On Thu, Dec 15, 2011 at 5:19 PM, Jed Rothwell <[email protected]> wrote:

> Charles Hope <[email protected]> wrote:
>
> Are there any examples of pathological science persisting 20 years without
>> being properly debunked?
>
>
> Not to my knowledge. Unless you count things like water memory, which may
> be real after all
>

You'd better hope it's not, says the water in my toilet, the water in the
sewers, the water exposed to toxic metals in mines, and the water used to
clean slaughter houses, after accidents, in mortuaries and infectious
disease labs... do I really need to continue?


> and acupuncture
>

Acupuncture is a real intervention in which needles are stuck into people.
I'd expect it to have some effect yet after millenia of use, nobody is sure
what it does much less why.  And all the classical stuff about Yin and Yang
and meridians which antedates modern medicine is nothing but nonsense.
Some people may get mild pain relief from it.  It's claims to provide
surgical anesthesia are probably based on bad experiments or fraud.

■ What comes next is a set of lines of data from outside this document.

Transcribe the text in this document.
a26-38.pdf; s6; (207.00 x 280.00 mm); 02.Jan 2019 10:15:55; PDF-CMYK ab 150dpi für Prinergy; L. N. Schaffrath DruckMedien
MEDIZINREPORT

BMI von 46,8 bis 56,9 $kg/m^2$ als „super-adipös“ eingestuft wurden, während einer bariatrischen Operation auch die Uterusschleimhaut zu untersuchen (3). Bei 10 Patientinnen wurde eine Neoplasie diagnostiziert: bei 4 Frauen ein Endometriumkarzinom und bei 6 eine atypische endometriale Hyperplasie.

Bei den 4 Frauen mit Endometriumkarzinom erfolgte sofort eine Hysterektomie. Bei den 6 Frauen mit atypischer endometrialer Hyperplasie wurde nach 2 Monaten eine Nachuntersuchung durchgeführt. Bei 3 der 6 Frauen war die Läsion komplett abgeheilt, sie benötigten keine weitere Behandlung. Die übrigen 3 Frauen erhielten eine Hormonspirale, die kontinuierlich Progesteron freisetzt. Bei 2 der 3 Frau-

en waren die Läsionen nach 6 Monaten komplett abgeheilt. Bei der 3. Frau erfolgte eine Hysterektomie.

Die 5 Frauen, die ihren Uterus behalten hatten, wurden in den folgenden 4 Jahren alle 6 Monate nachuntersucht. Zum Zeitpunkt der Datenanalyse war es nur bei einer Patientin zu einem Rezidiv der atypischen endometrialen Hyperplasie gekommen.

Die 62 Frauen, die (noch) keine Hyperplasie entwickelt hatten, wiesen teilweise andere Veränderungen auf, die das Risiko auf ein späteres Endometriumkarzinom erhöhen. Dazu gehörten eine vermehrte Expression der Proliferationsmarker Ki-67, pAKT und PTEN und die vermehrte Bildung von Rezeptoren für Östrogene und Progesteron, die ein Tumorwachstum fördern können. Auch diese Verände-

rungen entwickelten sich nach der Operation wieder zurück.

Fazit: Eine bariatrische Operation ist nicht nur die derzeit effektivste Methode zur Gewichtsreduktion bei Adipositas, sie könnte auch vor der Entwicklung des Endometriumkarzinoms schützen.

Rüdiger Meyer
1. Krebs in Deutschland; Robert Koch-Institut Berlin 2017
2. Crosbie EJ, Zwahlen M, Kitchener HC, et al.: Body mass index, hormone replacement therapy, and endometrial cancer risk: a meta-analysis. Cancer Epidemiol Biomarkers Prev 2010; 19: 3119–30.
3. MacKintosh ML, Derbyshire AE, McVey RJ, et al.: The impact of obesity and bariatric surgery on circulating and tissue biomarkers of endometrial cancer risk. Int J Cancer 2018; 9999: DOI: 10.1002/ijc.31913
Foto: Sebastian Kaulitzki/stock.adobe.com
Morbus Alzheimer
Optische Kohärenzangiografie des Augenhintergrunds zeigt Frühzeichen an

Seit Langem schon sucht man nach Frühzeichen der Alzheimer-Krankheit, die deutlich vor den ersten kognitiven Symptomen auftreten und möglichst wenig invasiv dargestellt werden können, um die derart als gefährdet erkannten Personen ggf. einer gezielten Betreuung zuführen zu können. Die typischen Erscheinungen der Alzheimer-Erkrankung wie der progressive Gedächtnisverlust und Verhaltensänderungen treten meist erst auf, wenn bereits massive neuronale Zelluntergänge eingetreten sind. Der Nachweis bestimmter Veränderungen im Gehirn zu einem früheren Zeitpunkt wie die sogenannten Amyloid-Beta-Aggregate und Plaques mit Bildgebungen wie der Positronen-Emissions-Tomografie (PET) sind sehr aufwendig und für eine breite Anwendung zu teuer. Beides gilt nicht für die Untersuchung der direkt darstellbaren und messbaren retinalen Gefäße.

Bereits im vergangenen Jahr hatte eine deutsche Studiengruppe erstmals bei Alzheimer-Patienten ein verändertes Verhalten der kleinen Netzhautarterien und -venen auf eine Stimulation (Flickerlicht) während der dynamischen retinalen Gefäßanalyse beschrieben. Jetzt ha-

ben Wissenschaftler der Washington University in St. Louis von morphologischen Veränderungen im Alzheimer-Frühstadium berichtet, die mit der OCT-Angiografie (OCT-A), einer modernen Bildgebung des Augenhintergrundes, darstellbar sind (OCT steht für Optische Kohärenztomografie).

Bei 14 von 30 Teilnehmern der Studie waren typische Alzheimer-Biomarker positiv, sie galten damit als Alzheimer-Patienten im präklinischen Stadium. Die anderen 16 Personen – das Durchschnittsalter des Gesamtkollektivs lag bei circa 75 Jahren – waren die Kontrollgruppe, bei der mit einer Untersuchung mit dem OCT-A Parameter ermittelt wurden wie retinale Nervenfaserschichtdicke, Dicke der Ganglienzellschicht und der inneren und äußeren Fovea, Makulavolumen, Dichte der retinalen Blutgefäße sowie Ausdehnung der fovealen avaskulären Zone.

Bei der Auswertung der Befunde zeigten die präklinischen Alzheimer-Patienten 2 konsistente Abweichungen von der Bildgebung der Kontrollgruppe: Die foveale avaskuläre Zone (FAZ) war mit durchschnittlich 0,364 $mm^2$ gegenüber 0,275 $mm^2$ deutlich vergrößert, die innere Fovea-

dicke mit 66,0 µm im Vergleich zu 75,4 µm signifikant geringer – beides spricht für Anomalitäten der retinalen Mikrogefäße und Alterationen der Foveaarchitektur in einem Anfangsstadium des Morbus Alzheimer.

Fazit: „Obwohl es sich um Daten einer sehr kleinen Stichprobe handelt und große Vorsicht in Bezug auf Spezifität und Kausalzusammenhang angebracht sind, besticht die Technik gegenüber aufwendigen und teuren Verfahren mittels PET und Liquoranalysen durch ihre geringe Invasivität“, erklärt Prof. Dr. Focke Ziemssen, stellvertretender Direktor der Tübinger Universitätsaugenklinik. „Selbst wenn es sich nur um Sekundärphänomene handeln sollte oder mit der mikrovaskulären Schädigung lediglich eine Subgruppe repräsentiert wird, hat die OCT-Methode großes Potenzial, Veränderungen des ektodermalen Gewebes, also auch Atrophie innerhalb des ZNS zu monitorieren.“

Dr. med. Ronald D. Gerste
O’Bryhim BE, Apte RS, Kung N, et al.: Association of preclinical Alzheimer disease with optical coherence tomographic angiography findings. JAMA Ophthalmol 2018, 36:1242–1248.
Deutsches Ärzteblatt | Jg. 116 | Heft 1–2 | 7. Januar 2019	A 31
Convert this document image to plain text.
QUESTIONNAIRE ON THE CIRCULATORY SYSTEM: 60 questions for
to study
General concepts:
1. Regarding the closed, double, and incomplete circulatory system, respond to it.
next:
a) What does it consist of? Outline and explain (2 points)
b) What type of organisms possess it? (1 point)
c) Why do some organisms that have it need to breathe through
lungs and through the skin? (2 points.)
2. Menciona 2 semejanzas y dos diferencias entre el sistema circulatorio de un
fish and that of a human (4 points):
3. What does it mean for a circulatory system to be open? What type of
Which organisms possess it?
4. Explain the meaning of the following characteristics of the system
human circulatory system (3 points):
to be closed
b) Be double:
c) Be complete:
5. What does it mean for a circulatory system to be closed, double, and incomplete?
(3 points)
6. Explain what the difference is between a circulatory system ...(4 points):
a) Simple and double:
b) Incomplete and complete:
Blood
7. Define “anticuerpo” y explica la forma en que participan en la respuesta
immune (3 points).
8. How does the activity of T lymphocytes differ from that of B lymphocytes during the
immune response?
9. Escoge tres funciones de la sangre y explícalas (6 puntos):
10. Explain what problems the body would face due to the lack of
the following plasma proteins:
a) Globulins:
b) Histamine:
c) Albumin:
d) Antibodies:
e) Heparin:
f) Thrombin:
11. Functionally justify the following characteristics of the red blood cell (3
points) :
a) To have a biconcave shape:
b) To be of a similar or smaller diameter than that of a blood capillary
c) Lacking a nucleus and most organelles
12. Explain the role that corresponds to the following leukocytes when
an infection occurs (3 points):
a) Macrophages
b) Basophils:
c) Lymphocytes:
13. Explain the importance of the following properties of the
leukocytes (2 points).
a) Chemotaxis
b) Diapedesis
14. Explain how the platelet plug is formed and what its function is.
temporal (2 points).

> and chiropractic, which seem to work.
>

Chiropractic manipulation done very cautiously and gently may make people
feel a bit better from minor muscle spams, aches and pains.  The theory of
chiropractic, namely that disease is caused by misalignment of the spine,
is absurd.  Nor can manipulation change the alignment of the spine which is
held in place by steel-strong ligaments.  Experiments in cadavers verify
that manipulation would have to tear off your head to reach the strength
required to do what chiropractors claim.